Design a Memory System for an AI Product
A Product Design question for PM interviews at AI-native companies, consumer tech, and enterprise AI startups
This question tests whether you understand that memory in an AI product is not a feature, it is a relationship contract between the product and its user. The interviewer is not looking for an architecture diagram. They are stress-testing your ability to reason about user trust, AI-specific risks, and which tradeoffs to surface versus which to quietly resolve.
Step 1: Ask Clarifying Questions
Before jumping into the design, I want to make sure I understand the scope and context of this question.
Q: What type of AI product are we designing memory for? A general-purpose assistant, a health companion, a coding tool, or something else?
Let us assume we are designing for a general-purpose AI assistant, similar to ChatGPT or Claude, that users interact with across personal and professional contexts.
Q: What is the primary platform? Web, mobile, API, or embedded in another product?
Let us focus on a consumer-facing web and mobile app where users have personal accounts.
Q: Are we optimizing for personalization depth, user trust, or retention?

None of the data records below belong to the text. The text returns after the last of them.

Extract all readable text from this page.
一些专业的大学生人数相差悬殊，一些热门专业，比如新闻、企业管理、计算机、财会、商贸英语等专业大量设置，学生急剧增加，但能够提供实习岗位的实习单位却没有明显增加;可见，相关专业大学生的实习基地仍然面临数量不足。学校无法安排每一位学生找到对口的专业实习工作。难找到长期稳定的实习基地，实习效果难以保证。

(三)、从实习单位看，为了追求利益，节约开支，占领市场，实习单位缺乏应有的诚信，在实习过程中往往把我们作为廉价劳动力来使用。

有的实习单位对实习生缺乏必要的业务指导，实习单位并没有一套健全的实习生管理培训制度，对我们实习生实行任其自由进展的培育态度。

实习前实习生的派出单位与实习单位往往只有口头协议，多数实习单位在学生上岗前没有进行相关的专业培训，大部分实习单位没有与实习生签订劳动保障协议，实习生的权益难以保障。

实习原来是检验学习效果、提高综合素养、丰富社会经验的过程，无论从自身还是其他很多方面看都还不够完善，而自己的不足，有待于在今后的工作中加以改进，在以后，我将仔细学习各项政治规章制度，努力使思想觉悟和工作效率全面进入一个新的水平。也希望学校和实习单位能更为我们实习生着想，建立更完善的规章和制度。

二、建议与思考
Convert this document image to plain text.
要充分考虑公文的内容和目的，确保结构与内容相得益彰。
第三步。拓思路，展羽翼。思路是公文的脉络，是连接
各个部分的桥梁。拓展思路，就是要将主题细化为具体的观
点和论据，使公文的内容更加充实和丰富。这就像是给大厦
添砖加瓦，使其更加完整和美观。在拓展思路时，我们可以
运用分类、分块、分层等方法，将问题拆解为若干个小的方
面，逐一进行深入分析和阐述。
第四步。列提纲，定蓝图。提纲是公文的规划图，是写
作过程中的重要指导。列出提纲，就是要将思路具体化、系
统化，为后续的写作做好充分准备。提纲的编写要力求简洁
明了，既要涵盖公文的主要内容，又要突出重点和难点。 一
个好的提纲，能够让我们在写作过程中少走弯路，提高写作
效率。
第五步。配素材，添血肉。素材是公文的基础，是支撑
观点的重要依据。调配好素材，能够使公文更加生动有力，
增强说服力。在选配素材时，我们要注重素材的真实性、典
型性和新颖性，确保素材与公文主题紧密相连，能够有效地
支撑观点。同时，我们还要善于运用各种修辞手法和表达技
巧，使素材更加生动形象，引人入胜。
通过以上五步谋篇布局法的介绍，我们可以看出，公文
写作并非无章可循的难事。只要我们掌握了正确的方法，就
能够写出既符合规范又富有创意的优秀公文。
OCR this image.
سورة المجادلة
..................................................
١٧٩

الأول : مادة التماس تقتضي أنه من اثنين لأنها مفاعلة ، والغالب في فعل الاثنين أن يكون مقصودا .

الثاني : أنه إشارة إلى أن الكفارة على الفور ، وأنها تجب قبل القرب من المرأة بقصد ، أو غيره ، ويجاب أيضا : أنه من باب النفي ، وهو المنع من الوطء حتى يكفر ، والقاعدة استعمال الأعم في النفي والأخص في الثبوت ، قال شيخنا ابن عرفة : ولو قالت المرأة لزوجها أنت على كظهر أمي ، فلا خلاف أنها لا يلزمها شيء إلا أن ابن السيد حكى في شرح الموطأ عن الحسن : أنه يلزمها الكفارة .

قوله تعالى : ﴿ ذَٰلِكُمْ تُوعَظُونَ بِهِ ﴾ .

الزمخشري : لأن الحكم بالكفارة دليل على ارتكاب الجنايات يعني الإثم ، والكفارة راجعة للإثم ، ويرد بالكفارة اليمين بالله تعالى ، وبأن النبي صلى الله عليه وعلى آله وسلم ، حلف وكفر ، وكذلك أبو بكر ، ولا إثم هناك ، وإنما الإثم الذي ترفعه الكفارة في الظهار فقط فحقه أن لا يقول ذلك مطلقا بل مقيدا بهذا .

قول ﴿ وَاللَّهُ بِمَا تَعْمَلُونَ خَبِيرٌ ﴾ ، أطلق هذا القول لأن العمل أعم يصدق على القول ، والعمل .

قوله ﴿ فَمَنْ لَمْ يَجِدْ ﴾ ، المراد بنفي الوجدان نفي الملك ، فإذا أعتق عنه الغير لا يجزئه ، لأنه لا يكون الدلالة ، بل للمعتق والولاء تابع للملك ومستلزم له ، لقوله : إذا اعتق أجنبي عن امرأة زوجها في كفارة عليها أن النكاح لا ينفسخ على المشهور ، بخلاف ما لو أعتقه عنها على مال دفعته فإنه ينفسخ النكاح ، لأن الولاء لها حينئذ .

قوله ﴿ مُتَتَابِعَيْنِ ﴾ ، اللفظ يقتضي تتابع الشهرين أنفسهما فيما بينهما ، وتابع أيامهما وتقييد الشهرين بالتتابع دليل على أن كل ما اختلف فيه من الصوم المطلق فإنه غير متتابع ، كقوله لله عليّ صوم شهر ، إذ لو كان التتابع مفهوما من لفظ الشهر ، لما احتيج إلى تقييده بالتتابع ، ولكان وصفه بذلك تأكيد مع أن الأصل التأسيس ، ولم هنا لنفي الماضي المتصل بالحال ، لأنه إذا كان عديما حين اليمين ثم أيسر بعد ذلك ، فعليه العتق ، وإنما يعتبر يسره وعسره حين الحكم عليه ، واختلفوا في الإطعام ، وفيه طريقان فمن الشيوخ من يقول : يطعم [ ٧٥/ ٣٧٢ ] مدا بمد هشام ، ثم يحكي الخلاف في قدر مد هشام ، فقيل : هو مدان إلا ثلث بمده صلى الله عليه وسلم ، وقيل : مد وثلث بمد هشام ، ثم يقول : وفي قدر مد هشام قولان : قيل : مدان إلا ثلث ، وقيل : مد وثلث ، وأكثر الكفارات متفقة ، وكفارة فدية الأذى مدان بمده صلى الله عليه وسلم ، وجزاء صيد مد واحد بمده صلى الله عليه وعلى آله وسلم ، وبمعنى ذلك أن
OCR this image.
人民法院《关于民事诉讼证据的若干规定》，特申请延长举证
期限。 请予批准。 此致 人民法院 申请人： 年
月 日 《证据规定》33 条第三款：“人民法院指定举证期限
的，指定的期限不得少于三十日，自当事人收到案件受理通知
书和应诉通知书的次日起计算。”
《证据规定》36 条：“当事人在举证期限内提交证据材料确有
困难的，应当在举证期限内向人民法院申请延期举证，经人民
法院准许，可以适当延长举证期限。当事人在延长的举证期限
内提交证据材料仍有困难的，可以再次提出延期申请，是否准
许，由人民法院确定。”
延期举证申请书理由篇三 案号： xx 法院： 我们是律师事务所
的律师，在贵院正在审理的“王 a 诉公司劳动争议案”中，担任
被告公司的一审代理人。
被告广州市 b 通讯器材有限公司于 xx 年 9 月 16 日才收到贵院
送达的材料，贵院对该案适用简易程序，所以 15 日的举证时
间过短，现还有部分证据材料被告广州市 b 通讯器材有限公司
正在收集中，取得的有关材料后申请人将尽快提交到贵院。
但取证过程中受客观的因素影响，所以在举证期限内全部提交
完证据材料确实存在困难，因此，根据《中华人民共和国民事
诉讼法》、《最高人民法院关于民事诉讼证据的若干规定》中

Let us say our north-star is long-term user trust, with personalization as the mechanism and retention as the downstream outcome.
Q: Which user segment should we prioritize? New users, casual users, or power users?
Let us focus on power users who interact with the assistant daily and are most sensitive to personalization quality and privacy.
Q: Should I consider existing implementations like ChatGPT’s memory feature (launched February 2024, expanded April 2025), Claude’s memory system, or Gemini’s personalization?
Yes. The interviewer expects you to be current. Build on top of what exists in the market.
Q: Are there specific regulatory constraints I should design around? GDPR, EU AI Act, India’s DPDP Act?
Yes. Design for global compliance from the start, with GDPR’s right to erasure and the EU AI Act’s provisions on sensitive data inference as hard constraints.
Interview Tip: That question about existing implementations is critical. If you pitch “let the AI remember things between conversations” as your headline idea, you are describing a feature that ChatGPT shipped in February 2024 and expanded significantly in April 2025 with chat history referencing. Anthropic’s Claude rolled out automatic memory in 2025 as well. Always do your product research before the interview.